The forecasts for each country are made with three to six models. It’s not possible to know which model will be the best predictor of the future, but we know how they have performed with historic data in out-of-sample tests. Therefore, we have weighted them according to their past performance. There are several ways to do this, but we have used RMSE Stepwise (“root-mean-square-error”), which gives the models different weights depending on their accuracy for each quarter. Some models are better short-term or long-term, while others perform during the whole forecasting period. We have not used models with an accuracy lower than 99%. The forecasted growth rate for all countries for the second quarter 2021 are shown in the table below, along with the latest forecast from the IMF.
Table 2. Weighted forecasts of GDP growth 2021 Q2, for different countries and IMF forecasts for 2020 Q4.
Notes: * IMF World Economic Outlook, July 2019.
The first thing that is striking is that IMFs forecasts are generally more optimistic than our model forecasts, maybe except for Spain. This can have several explanations. IMFs forecasts were published in July, but probably made some time earlier, before the worries about trade war and Brexit erupted. On the other hand, it is not unusual that financial markets overreact from time to time. This is one way these model forecasts can be used, as a benchmark against other forecasters. Since we believe in our models, the first conclusion would be that IMF probably will revise its forecasts downward in the next World Economic Outlook, due in October.
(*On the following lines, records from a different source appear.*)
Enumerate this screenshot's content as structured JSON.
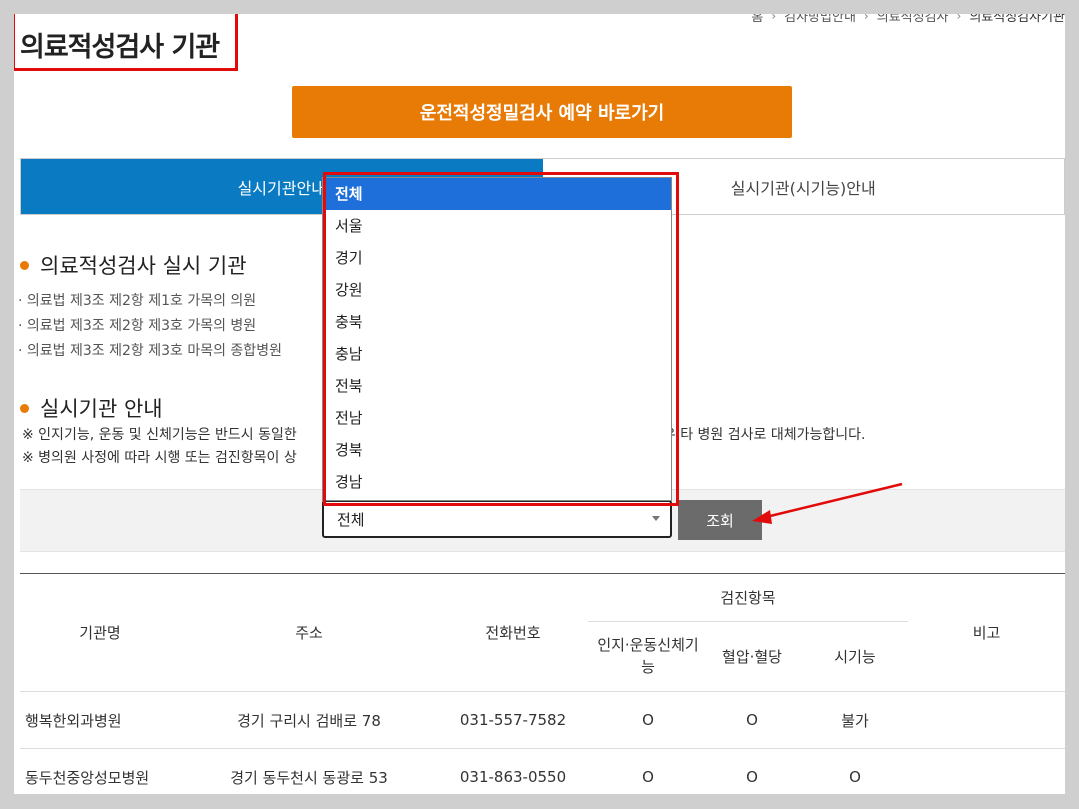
{
  "breadcrumb": [
    "홈",
    "검사방법안내",
    "의료적성검사",
    "의료적성검사기관"
  ],
  "page_title": "의료적성검사 기관",
  "reserve_button": "운전적성정밀검사 예약 바로가기",
  "tabs": [
    "실시기관안내",
    "실시기관(시기능)안내"
  ],
  "section1": {
    "heading": "의료적성검사 실시 기관",
    "items": [
      "· 의료법 제3조 제2항 제1호 가목의 의원",
      "· 의료법 제3조 제2항 제3호 가목의 병원",
      "· 의료법 제3조 제2항 제3호 마목의 종합병원"
    ]
  },
  "section2": {
    "heading": "실시기관 안내",
    "note1_left": "※ 인지기능, 운동 및 신체기능은 반드시 동일한",
    "note1_right": "경우 타 병원 검사로 대체가능합니다.",
    "note2_left": "※ 병의원 사정에 따라 시행 또는 검진항목이 상"
  },
  "search": {
    "selected": "전체",
    "button": "조회",
    "options": [
      "전체",
      "서울",
      "경기",
      "강원",
      "충북",
      "충남",
      "전북",
      "전남",
      "경북",
      "경남"
    ]
  },
  "table": {
    "headers": {
      "name": "기관명",
      "address": "주소",
      "phone": "전화번호",
      "group": "검진항목",
      "cognitive": "인지·운동신체기능",
      "blood": "혈압·혈당",
      "vision": "시기능",
      "note": "비고"
    },
    "rows": [
      {
        "name": "행복한외과병원",
        "address": "경기 구리시 검배로 78",
        "phone": "031-557-7582",
        "cognitive": "O",
        "blood": "O",
        "vision": "불가",
        "note": ""
      },
      {
        "name": "동두천중앙성모병원",
        "address": "경기 동두천시 동광로 53",
        "phone": "031-863-0550",
        "cognitive": "O",
        "blood": "O",
        "vision": "O",
        "note": ""
      }
    ]
  },
  "colors": {
    "accent_orange": "#e87a06",
    "tab_active": "#0a7bc3",
    "highlight_red": "#e20b0b",
    "option_selected": "#1e6fd9"
  }
}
Another general impression from the model forecasts is that they do not point to a recession in any of the countries, with UK and Japan as possible exceptions. That doesn’t mean that the probability of a recession is negligible, but that the current recession scare is probably exaggerated. However, if the model forecasts are to be believed, we have a period of low and in some cases declining growth ahead of us. This is even more visible in the charts below, which show the growth profiles of the GDP forecasts for all countries.
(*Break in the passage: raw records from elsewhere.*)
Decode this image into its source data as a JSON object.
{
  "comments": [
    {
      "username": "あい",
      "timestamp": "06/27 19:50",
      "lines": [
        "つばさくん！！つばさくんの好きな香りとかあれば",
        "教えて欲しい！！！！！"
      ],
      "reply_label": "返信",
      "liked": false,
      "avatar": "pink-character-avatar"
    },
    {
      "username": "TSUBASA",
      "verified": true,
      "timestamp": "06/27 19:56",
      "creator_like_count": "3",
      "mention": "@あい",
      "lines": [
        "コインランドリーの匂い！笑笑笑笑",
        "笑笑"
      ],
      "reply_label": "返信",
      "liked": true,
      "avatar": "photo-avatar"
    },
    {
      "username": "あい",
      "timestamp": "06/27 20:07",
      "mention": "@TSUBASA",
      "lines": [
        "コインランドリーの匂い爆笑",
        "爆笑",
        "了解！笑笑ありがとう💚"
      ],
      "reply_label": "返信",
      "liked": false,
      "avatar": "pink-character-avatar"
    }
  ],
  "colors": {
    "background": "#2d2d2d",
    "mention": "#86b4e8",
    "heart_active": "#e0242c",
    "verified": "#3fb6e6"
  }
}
For the most part, the dynamic and static forecasts point in the same direction and are pretty much the same. In many cases, this is a result of the models generating scenarios which are not that different from the static scenarios or that they cancel out each other. Small differences in forecasts should not be overstated.
Generally, we would put more faith in the dynamic models, since they take account of all historical relationships between the variables. However, if the static forecast diverges from the dynamic that could raise some interesting questions. Maybe the financial markets are affected by factors that make prices reflect other things than growth prospects, such as central banks’ so-called quantitative easing. Another interpretation, if the two forecasts diverge, is that financial markets implicitly expect a structural shift or disruption in how the economy works, different from historical patterns.
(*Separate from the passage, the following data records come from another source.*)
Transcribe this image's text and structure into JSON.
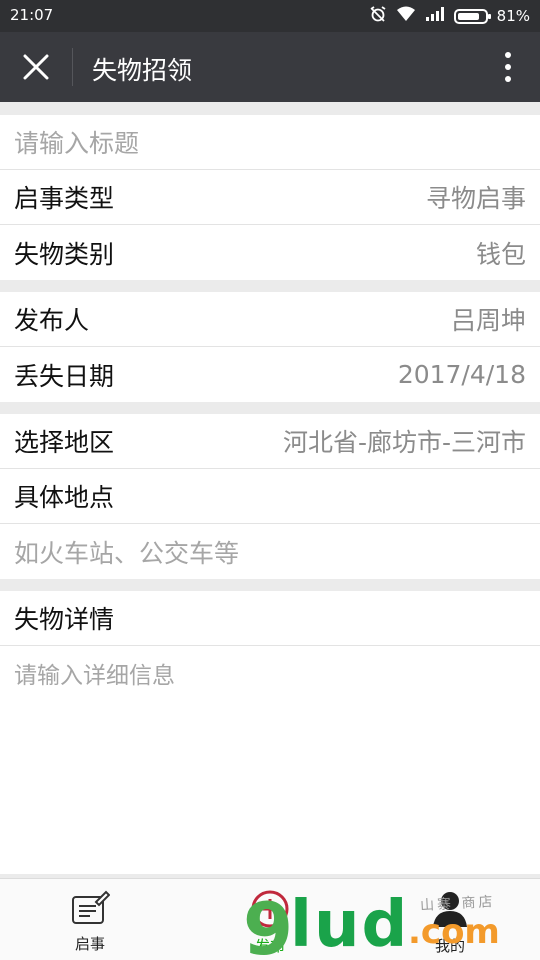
{
  "status_bar": {
    "time": "21:07",
    "battery_text": "81%",
    "battery_level": 0.81
  },
  "header": {
    "title": "失物招领"
  },
  "form": {
    "title_placeholder": "请输入标题",
    "notice_type_label": "启事类型",
    "notice_type_value": "寻物启事",
    "category_label": "失物类别",
    "category_value": "钱包",
    "publisher_label": "发布人",
    "publisher_value": "吕周坤",
    "date_label": "丢失日期",
    "date_value": "2017/4/18",
    "region_label": "选择地区",
    "region_value": "河北省-廊坊市-三河市",
    "location_label": "具体地点",
    "location_placeholder": "如火车站、公交车等",
    "details_label": "失物详情",
    "details_placeholder": "请输入详细信息"
  },
  "tabbar": {
    "tabs": [
      {
        "label": "启事"
      },
      {
        "label": "发布"
      },
      {
        "label": "我的"
      }
    ],
    "active_color": "#1aad19"
  },
  "watermark": {
    "nine": "9",
    "lud": "lud",
    "com": ".com",
    "store": "山寨 商店"
  }
}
For example, in the UK where the scenario with financial markets at current levels point to a recession, while the dynamic scenario forecasts a recovery during 2020. Thus, it seems that financial markets currently are expecting something else than a smooth Brexit. However, should there be a Brexit without eruptions, financial markets will probably rebound strongly. The same can be said of France and to some extent Germany and the Euro Area. Our interpretation is that the current financial markets imply that there will be some effects to the Euro Area, from structural factors such as the trade war and Brexit. As in the example of the UK, if the financial markets are exaggerating these effects, which cannot be ruled out, there could be significant rebounds on financial markets.
This is another way to use these forecasting models. To assess what financial markets currently imply and to what extent that diverges from a dynamic forecast. Taken together these are powerful tools for anyone who wants to make informed forecasts of future GDP and to assess what is discounted by financial markets. Furthermore, the models can be updated regularly to see what markets discount on an ongoing basis.